İnsan; namazda duygularını, hâlini, Allâh’a arz edecek. Abdest alırken öfkesinden arınacak. Sükûnet bulacak. Dingin hâle gelecek. Sır içinde sır… 

 

Öfke, kin gibi iç âlemi kirleten duygular tedavi edilmezse, maddî hastalıklara da yol açarlar.

 

Meselâ, çok duymuşsunuzdur;

 

“–Efendim ben şeker hastasıyım, o yüzden çok sinirliyim.” diyenler vardır. Acaba şekerden dolayı mı sinirli oldun, sinirli olduğun için mi şeker hastalığına yakalandın? Tabiî çeşit çeşit sebepler de vardır o ayrı…  

 

Psikolog Nevzat TARHAN diyor ki: 

 

“Öfkeli insanın savaş stratejisi orman kanunlarıdır.
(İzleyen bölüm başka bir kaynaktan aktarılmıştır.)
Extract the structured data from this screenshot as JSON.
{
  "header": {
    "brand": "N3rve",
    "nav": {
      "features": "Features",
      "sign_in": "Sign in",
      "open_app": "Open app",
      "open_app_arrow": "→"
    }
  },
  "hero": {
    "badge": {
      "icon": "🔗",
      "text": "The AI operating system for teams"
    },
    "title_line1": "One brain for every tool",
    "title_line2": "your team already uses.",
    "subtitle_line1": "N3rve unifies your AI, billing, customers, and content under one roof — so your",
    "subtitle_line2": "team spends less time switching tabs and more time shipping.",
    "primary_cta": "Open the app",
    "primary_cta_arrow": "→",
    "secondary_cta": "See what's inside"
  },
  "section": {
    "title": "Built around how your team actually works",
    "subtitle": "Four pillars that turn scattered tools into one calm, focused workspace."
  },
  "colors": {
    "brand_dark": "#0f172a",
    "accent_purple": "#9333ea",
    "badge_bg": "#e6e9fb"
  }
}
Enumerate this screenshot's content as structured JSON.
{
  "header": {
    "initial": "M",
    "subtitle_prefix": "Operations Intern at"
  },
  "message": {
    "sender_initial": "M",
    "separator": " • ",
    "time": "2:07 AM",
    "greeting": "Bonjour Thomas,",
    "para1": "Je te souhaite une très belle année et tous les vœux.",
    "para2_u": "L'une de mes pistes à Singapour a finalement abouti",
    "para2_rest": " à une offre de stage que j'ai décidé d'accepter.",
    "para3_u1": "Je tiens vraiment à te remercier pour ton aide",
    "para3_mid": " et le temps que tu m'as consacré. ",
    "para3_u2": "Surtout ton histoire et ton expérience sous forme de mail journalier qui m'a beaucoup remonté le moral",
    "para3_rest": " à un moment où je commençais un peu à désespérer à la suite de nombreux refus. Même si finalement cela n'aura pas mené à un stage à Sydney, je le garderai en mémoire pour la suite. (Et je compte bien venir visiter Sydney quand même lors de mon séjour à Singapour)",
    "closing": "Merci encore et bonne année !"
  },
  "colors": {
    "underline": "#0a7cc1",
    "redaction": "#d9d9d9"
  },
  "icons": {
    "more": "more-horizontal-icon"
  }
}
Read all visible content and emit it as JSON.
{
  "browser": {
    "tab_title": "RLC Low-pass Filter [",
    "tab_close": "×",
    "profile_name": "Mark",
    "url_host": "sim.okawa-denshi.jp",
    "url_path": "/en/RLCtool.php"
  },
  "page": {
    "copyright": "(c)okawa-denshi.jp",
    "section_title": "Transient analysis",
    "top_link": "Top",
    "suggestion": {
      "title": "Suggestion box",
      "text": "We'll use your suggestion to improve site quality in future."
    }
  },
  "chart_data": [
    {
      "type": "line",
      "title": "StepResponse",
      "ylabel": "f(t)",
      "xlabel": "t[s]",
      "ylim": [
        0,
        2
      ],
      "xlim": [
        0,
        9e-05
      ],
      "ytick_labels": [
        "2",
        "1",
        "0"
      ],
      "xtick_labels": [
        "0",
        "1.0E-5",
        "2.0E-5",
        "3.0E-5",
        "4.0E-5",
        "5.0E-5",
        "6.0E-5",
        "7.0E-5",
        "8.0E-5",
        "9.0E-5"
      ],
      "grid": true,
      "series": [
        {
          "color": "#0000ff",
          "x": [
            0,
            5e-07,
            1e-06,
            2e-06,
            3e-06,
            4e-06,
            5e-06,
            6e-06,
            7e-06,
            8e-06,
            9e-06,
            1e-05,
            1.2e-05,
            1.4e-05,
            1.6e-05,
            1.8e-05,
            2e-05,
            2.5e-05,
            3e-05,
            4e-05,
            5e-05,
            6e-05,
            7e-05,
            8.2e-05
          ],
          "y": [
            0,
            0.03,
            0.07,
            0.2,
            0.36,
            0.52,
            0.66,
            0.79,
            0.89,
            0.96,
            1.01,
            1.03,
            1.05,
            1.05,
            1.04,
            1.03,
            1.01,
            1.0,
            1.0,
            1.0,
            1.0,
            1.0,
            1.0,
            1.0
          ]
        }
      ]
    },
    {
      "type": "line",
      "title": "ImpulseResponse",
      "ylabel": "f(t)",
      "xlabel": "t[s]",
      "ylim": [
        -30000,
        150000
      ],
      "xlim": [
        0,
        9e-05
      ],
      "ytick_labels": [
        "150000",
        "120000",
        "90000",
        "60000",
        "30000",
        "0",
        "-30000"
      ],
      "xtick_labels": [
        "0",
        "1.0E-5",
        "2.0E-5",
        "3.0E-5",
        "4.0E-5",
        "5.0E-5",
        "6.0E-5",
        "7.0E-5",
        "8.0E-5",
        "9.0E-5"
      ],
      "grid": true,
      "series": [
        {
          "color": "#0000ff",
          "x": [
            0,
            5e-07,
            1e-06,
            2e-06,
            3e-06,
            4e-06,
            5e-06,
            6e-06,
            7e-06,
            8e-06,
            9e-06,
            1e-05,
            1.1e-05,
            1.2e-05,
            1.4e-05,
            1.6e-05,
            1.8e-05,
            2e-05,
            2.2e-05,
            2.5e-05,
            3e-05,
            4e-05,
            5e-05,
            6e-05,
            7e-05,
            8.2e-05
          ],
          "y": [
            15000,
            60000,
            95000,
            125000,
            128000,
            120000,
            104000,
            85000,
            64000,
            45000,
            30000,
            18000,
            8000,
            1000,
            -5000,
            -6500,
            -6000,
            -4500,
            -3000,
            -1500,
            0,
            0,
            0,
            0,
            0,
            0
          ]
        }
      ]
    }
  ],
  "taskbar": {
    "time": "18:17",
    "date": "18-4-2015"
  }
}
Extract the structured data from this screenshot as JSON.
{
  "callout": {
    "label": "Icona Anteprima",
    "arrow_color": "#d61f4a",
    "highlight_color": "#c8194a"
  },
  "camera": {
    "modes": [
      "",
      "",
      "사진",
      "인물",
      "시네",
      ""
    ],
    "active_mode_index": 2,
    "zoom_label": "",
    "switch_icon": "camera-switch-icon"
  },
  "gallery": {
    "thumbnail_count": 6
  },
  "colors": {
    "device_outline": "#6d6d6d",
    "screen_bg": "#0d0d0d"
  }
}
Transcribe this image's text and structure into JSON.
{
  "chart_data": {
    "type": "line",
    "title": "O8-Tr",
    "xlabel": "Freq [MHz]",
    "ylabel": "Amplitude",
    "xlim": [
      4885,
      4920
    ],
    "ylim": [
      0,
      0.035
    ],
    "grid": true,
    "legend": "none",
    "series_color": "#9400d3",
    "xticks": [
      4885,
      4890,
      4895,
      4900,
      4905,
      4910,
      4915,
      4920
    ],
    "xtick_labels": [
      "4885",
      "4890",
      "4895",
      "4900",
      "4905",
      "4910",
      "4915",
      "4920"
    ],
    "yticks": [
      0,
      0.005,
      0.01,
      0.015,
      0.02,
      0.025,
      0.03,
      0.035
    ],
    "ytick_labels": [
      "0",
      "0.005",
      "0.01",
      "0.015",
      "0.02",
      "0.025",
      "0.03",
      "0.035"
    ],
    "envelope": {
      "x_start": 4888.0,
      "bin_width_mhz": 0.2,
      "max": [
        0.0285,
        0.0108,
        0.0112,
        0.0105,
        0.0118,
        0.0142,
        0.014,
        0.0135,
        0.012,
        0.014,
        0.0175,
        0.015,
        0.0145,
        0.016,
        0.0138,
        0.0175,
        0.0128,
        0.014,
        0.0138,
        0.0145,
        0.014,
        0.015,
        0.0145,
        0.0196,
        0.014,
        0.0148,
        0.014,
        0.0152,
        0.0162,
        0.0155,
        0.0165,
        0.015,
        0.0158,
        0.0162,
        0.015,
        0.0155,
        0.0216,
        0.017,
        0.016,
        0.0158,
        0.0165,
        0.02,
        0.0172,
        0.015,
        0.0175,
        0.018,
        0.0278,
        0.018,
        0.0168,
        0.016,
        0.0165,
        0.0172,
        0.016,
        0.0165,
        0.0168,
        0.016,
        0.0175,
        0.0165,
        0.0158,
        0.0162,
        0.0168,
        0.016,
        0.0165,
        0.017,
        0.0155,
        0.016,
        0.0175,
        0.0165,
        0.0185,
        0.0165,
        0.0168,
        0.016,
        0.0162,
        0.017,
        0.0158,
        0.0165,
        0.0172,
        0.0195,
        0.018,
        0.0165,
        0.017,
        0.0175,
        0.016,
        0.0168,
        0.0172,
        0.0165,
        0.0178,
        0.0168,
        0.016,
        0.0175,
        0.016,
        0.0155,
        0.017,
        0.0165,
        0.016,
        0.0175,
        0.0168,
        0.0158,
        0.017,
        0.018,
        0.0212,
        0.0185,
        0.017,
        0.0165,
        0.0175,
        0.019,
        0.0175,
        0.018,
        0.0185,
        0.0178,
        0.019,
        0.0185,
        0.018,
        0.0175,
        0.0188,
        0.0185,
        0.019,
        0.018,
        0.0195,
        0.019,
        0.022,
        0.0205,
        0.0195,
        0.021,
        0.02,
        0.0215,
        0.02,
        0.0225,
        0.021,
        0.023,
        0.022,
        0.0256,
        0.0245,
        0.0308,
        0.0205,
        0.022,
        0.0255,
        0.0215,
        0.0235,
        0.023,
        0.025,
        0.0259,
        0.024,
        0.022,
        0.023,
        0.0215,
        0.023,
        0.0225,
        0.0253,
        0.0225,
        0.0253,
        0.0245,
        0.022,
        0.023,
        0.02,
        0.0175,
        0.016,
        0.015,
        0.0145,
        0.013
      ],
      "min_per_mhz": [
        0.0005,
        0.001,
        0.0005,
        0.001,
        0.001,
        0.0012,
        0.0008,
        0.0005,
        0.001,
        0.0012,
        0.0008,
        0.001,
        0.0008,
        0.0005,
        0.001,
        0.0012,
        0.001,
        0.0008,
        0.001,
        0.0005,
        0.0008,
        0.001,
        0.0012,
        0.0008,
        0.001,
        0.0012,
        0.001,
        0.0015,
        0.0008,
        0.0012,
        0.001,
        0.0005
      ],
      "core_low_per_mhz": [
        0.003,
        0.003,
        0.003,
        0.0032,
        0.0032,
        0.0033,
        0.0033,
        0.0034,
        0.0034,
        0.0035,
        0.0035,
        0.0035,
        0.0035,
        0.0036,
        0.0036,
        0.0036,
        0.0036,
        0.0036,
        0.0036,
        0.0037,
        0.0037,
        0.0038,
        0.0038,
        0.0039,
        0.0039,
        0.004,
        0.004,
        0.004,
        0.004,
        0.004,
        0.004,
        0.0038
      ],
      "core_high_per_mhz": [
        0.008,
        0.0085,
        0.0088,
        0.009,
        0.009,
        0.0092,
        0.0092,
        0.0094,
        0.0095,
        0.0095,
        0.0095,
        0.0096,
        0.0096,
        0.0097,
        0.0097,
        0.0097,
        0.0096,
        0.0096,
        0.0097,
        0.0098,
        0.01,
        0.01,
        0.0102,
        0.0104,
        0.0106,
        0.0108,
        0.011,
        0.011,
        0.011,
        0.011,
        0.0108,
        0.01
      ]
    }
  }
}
Güçlünün dediği olur. Öyle durumlarda, sen onu kendi savaş stratejine çekeceksin. Doğru olan; aklın, muhakemenin hâkim olduğu sağlıklı ortamdır. Biyolojik boyutu da karanlığın beş atlısıdır: 

 

1. Kin, 

 

2. Öfke, 

 

3. Nefret, 

 

4. Kıskançlık, 

 

5. Düşmanlık.

 

Öfkelenen insanın beyninde kimyevî maddeler salgılanıyor. Dolayısıyla; öfkelenen insan düşünen beyniyle değil, hisseden beyniyle hareket eder.” 

 

Rabbim; cümlemizi, her türlü öfkeden, nefretten, bir an için dahî nefsânî hareket etmekten muhafaza buyursun.